It’s a comforting sign familiar to many Foundation members: “At this season of the Winter Solstice, let reason prevail. There are no gods, no devils, no angels, no heaven or hell. There is only our natural world. Religion is but myth and superstition that hardens hearts and enslaves minds."
But for William J. Kelly, a Chicago Republican who’s running for Illinois state comptroller, it’s “hate speech” and he’s suing to censor it in the Capitol in Springfield.
The Foundation first put up its winter solstice display in 2008 in Springfield in response to the state’s troubling decision to allow a religious group to plant a very large nativity display in the Capitol rotunda. The state granted the Foundation’s permit application, as it did for a December 2009 display.
“We don’t think religion, or irreligion, belongs in state capitols,” Foundation Co-President Dan Barker noted at the time. “But if a state is going to permit a nativity display and create a public forum, then we want to be sure that the views of the 15 percent of the U.S. population who are not religious are also represented.”

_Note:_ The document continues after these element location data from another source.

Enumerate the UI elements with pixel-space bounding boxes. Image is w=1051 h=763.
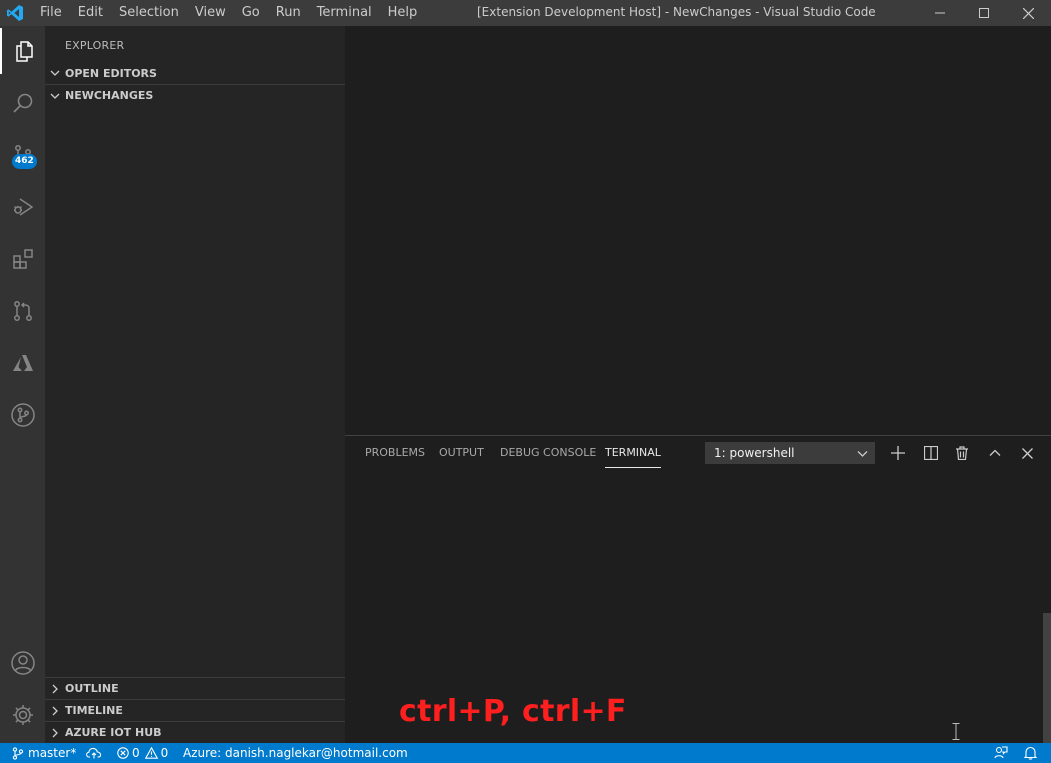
minimize-icon [935, 12, 945, 14]
section-open-editors[interactable]: OPEN EDITORS [45, 62, 345, 84]
maximize-panel-button[interactable] [984, 442, 1006, 464]
chevron-right-icon [45, 700, 65, 722]
error-count: 0 [132, 746, 140, 760]
section-newchanges[interactable]: NEWCHANGES [45, 84, 345, 106]
section-timeline[interactable]: TIMELINE [45, 699, 345, 721]
notifications-button[interactable] [1024, 743, 1037, 763]
close-window-button[interactable] [1005, 0, 1051, 26]
text-cursor-icon [952, 723, 960, 740]
sidebar-title: EXPLORER [65, 39, 125, 52]
menu-terminal[interactable]: Terminal [309, 0, 380, 26]
status-bar: master* 0 0 Azure: danish.naglekar@hotma… [0, 743, 1051, 763]
branch-status[interactable]: master* [12, 743, 76, 763]
kill-terminal-button[interactable] [951, 442, 973, 464]
azure-icon [12, 355, 33, 371]
activity-extensions[interactable] [0, 236, 45, 282]
minimize-button[interactable] [917, 0, 963, 26]
chevron-right-icon [45, 678, 65, 700]
feedback-button[interactable] [994, 743, 1008, 763]
source-control-badge: 462 [12, 154, 37, 169]
run-debug-icon [13, 198, 33, 216]
terminal-panel: PROBLEMS OUTPUT DEBUG CONSOLE TERMINAL 1… [345, 435, 1051, 743]
chevron-down-icon [857, 451, 868, 457]
editor-area[interactable] [345, 26, 1051, 435]
keystroke-overlay: ctrl+P, ctrl+F [399, 694, 627, 729]
trash-icon [956, 446, 968, 460]
account-icon [10, 651, 35, 675]
section-label: NEWCHANGES [65, 89, 154, 102]
menu-help[interactable]: Help [380, 0, 426, 26]
activity-manage[interactable] [0, 692, 45, 738]
section-label: OPEN EDITORS [65, 66, 157, 80]
tab-debug-console[interactable]: DEBUG CONSOLE [500, 446, 596, 468]
vscode-logo-icon [7, 5, 23, 21]
error-icon [117, 747, 129, 759]
chevron-down-icon [45, 62, 65, 84]
activity-search[interactable] [0, 80, 45, 126]
section-azure-iot-hub[interactable]: AZURE IOT HUB [45, 721, 345, 743]
maximize-button[interactable] [961, 0, 1007, 26]
close-icon [1021, 447, 1033, 459]
menu-bar: File Edit Selection View Go Run Terminal… [32, 0, 425, 26]
tab-output[interactable]: OUTPUT [439, 446, 484, 468]
split-icon [924, 446, 938, 460]
section-label: AZURE IOT HUB [65, 726, 162, 739]
tab-terminal[interactable]: TERMINAL [605, 446, 661, 468]
pull-request-icon [13, 301, 32, 321]
activity-bar: 462 [0, 26, 45, 743]
explorer-icon [15, 41, 33, 62]
new-terminal-button[interactable] [887, 442, 909, 464]
activity-pull-requests[interactable] [0, 288, 45, 334]
search-icon [12, 93, 32, 113]
sync-status[interactable] [86, 743, 102, 763]
bell-icon [1024, 746, 1037, 760]
cloud-sync-icon [86, 747, 102, 759]
activity-run-debug[interactable] [0, 184, 45, 230]
split-terminal-button[interactable] [920, 442, 942, 464]
window-title: [Extension Development Host] - NewChange… [477, 5, 876, 19]
menu-selection[interactable]: Selection [111, 0, 187, 26]
section-outline[interactable]: OUTLINE [45, 677, 345, 699]
warning-icon [144, 747, 158, 759]
menu-go[interactable]: Go [234, 0, 268, 26]
problems-status[interactable]: 0 0 [117, 743, 168, 763]
explorer-sidebar: EXPLORER OPEN EDITORS NEWCHANGES OUTLINE… [45, 26, 345, 743]
activity-git-graph[interactable] [0, 392, 45, 438]
menu-run[interactable]: Run [268, 0, 309, 26]
terminal-scrollbar[interactable] [1043, 613, 1051, 743]
warning-count: 0 [160, 746, 169, 760]
git-branch-icon [12, 746, 24, 760]
close-panel-button[interactable] [1016, 442, 1038, 464]
branch-name: master* [28, 746, 77, 760]
terminal-select[interactable]: 1: powershell [705, 442, 875, 464]
title-bar: File Edit Selection View Go Run Terminal… [0, 0, 1051, 26]
terminal-select-value: 1: powershell [714, 446, 795, 460]
activity-accounts[interactable] [0, 640, 45, 686]
plus-icon [891, 446, 905, 460]
chevron-up-icon [989, 449, 1001, 456]
chevron-down-icon [45, 85, 65, 107]
section-label: TIMELINE [65, 704, 123, 717]
chevron-right-icon [45, 722, 65, 744]
manage-gear-icon [12, 705, 33, 725]
activity-explorer[interactable] [0, 28, 45, 74]
tab-problems[interactable]: PROBLEMS [365, 446, 425, 468]
menu-file[interactable]: File [32, 0, 70, 26]
section-label: OUTLINE [65, 682, 119, 695]
maximize-icon [979, 8, 989, 18]
menu-edit[interactable]: Edit [70, 0, 111, 26]
extensions-icon [12, 249, 33, 269]
activity-azure[interactable] [0, 340, 45, 386]
close-icon [1022, 7, 1034, 19]
feedback-icon [994, 746, 1008, 759]
git-graph-icon [10, 403, 35, 427]
menu-view[interactable]: View [187, 0, 234, 26]
azure-account-status[interactable]: Azure: danish.naglekar@hotmail.com [183, 743, 408, 763]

Enter the aforesaid William J. Kelly, steaming mad, last Dec. 23. He tried to turn the FFRF sign face down before Capitol police showed him the door and told him not to come back until he found where he’d left his manners.
What Kelly found instead was a lawyer willing to make a federal case out of it against Jesse White, the Illinois secretary of state, for allowing the display. The complaint, naming White as defendant, says:
“The Capitol Building is visited by persons of all walks of life and by numerous school-aged children, including but not limited to grade-school children. The sign was . . . directly next to the decorated fir tree, leading reasonable persons who regularly visit the Capitol Building to conclude that the sign was endorsed by the Defendant as a state-sponsored opposing view to the displays. This is especially true in light of the fact that allowing the sign violates the very laws that the Defendant is obligated to follow. The sign was unlike any of the displays. The sign was not symbolic, but rather consisted solely of language intentionally denigrating religion and specifically denigrating Christianity, Catholicism, Judaism, Islam and others that worship God and/or believe in the concepts heaven and hell.”
Kelly further whines in the complaint that he “was forced to come into direct and unwelcomed contact with the sign by carrying out his activities as a citizen of the State of Illinois.”
(In other words, what else could he do but turn the sign face down before rushing home to take a cold shower, maybe after practicing some corporal mortification with a cilice belt like Brother Silas used on his thigh in “The Da Vinci Code.”)
Kelly’s complaint also says he “was required to alter his behavior as a result of the sign.”
Wasn’t it about time?
Kelly asks the U.S. District Court to declare the Foundation’s display a violation of the Establishment Clause of the U.S. Constitution (you know, the clause that protects freedom of conscience for believers only in the Illinois Capitol).
The suit also demands that the court:
“Enter a preliminary injunction and subsequent permanent injunction prohibiting Defendant from placing or allowing to be placed the sign at issue or any such similar sign in the Capitol Building of the State of Illinois and any other State of Illinois buildings under the Defendant’s control.”
Kelly argues that the display is hostile to religion.
“The last couple of sentences do criticize religion,” Barker told CBS. “And of course, the beginning is a celebration of the winter solstice. But that kind of speech is protected as well — speech that is critical and speech that is supportive.”
You might see it as ironic for Kelly to say on his election Web site things like “Fairness Doctrine Not Fair” and “For Free Speech Speak Out.” You may experience further irony in knowing that the Federal Communications Commission stopped even pretending to enforce the Fairness Doctrine in 1987.
Kelly’s actions and lawsuit received a fair amount of media coverage, including at Huffington Post, where Matt Hotz commented:
“I question the faith of Christians or any religion, for that matter, who feel their faith can be threatened by any outside force or thought and decide to push back whether by gun, sword, fist or lawsuit as opposed to going within and seek out what that ‘threat’ can teach them about their faith and more importantly: their humanity.”
“We don’t think the rotunda of a state capitol — the seat of state government — should be designated a public forum where citizens can plant nativity displays or opinions about religion for weeks. If the manger scene goes, we’ll gladly take our sign down,” said Annie Laurie Gaylor, Foundation co-president.